Amir: just visited your blog. Very nice stuff! -- Mykal

Yowp said...

John, so long as entertainment corporations willingly go through endless cover-your-ass hoops to make even the most timid decision, creativity will be stifled.


EZ Goodnight said...

There's sort of two trends in management--one is control based, the other based on respecting employees creativity and intelligence, allowing them to keep themselves motivated and more or less manage themselves. It's pretty obvious that control based management kills creativity and is totally wrong for artists (as well as most people).

Daniel Pink wrote a great book called "Drive" about this sort of thing, if you're interested.

kurtwil said...

This brings memories of Walt Disney who, like a very few producers, wanted to accomplish something, realized he couldn't do it alone, and either found or created the employee talent to make it happen.

However, when the focus changed (Walt: from animation to theme park, F.Zappa: from rock guitar to Synclaver, etc.), opportunities change and often the previous focus area "freezes" or ends. In many cases employees can adapt (M. Davis was flexible enough to contribute to theme park design, etc.).

Also reminds me of the past JK and RB situations where (for varied reasons) Creativity and artist training was possible.

It seems for classic animation, all that's left are a number of helpful blogs (especially this one), college collaborations, small-scale production efforts (What happened to Last Days of Coney Island?), and possibly Disney (I remember they once had a pilot program doing experimental classic animation for commercials, shorts, etc - what happened to that stuff??).

Where is the Buffet style environment for classic animation today?

Mykal said...

Kurtwil (and anyone): Am I wrong in thinking that Walt Disney was a very controlling individual? I have always read that he sought to tightly control product and talent. My impression was that he hired brilliant people, always, and was very much the over-the-shoulder overseer; that is, he directed them very strictly. The folks that I know that have worked for Disney do not speak of an unrestrictive work environment. All speak of their time at Disney as being very important to them, and very lucrative - but not exactly free and unhampered. They quit (never in a huff) just because the sought more artistic freedom and control (themselves).

JohnK said...

I'm sure that was true of Walt himself, but he built that studio and set the standards and trained everyone. He had every right to control it. If he had questionable taste, well that's another story.

The people that came after are very different. They had nothing to do with building the studio, had no respect for its traditions or standards and brought an inhuman committee executive and lawyer mentality to the product.

I see no resemblance between the output of the 2 different Disneys.

The second one is just an expensive version of Saturday Morning cartoon thinking.

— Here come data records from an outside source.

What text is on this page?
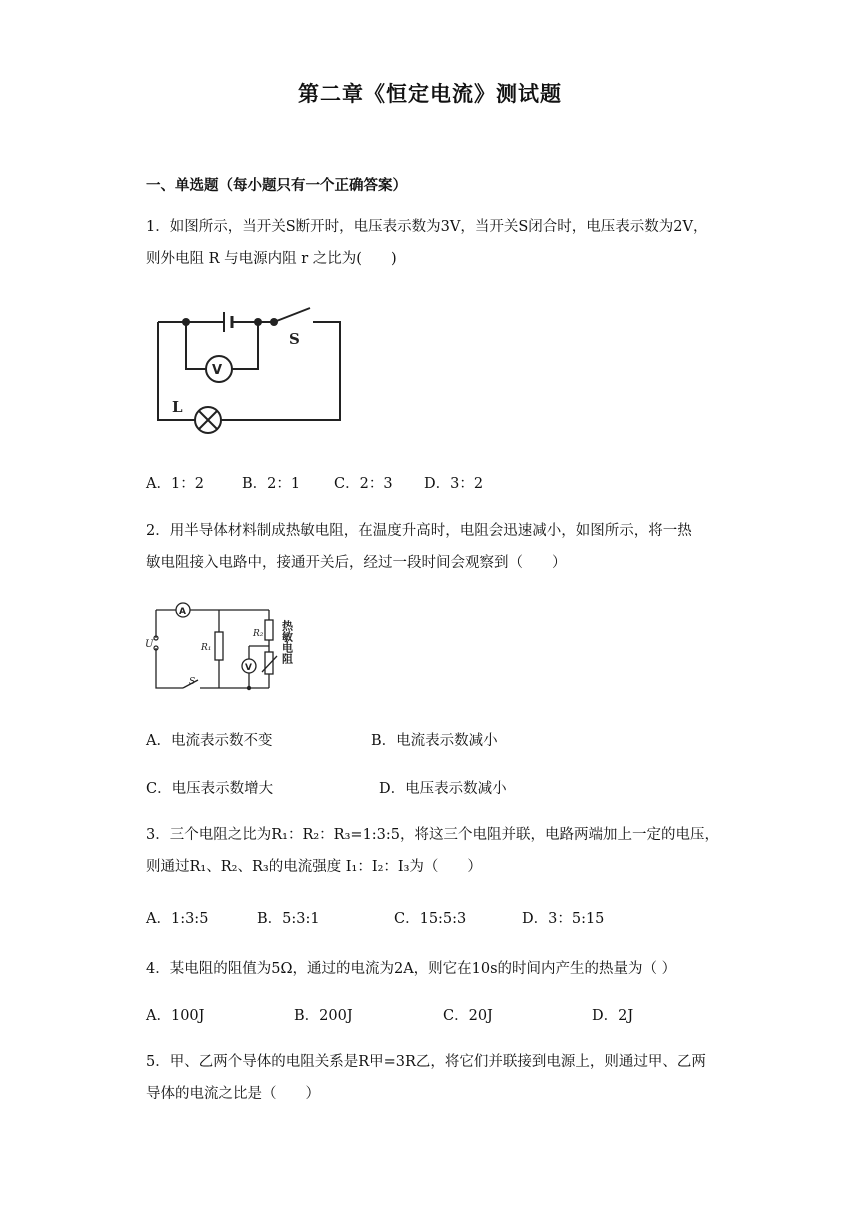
第二章《恒定电流》测试题
一、单选题（每小题只有一个正确答案）
1．如图所示，当开关S断开时，电压表示数为3V，当开关S闭合时，电压表示数为2V，
则外电阻 R 与电源内阻 r 之比为(　　)
V
S
L
A．1：2	B．2：1 C．2：3 D．3：2
2．用半导体材料制成热敏电阻，在温度升高时，电阻会迅速减小，如图所示，将一热
敏电阻接入电路中，接通开关后，经过一段时间会观察到（　　）
A
U	R₁
R₂
V
S
热敏电阻
A．电流表示数不变	B．电流表示数减小
C．电压表示数增大	D．电压表示数减小
3．三个电阻之比为R₁：R₂：R₃=1:3:5，将这三个电阻并联，电路两端加上一定的电压，
则通过R₁、R₂、R₃的电流强度 I₁：I₂：I₃为（　　）
A．1:3:5	B．5:3:1	C．15:5:3	D．3：5:15
4．某电阻的阻值为5Ω，通过的电流为2A，则它在10s的时间内产生的热量为（ ）
A．100J	B．200J	C．20J	D．2J
5．甲、乙两个导体的电阻关系是R甲=3R乙，将它们并联接到电源上，则通过甲、乙两
导体的电流之比是（　　）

The first is a direct reflection of an individual's point of view, coupled with a very high standard of skill and professional standards.

Mykal said...

JohnK: I agree completely (for what it's worth) about Walt Disney's complete right to control what was his, and also about his very high standard of skill and professionalism. Agree also about what came after. What's interesting to me, I guess, is how long the Disney franchise has been successful, even though, (particularly in recent years) the franchise hasn't been a haven for wild creativity. Is it simply the power of the dynamo (the dynamo that ate Marvel!)? Just too much forward momentum to be denied? -- Mykal

kurtwil said...

Yes, JK, the two Disney studios (Walt and post-Walt) are vastly different.

Mykal, the bios on Disney suggest as his career progressed, Walt felt he sometimes lost control of his creations (Oswald Rabbit, for one), or his employees (the 1940's strikes).

Walt had one big source of help: his brother, Roy, instrumental in getting Walt financing needed to keep the studio open.
This brotherly bond stayed strong, unlike the Fleischers whose breakup proved a major factor in their studio's demise.

Also, two films based on "heart" rather than cartoony stuff kept Walt going: "Snow White", and "Cinderella". I keep wondering when(or if) we'll see an animated film that truly captures both.

Albert said...

This is not surprising, considering the number of underrated yet creative games he has worked on (sans Deus Ex, which is a tad overrated).

I love reading up on your blog, john, but what are those rubber toys you keep posting pics of?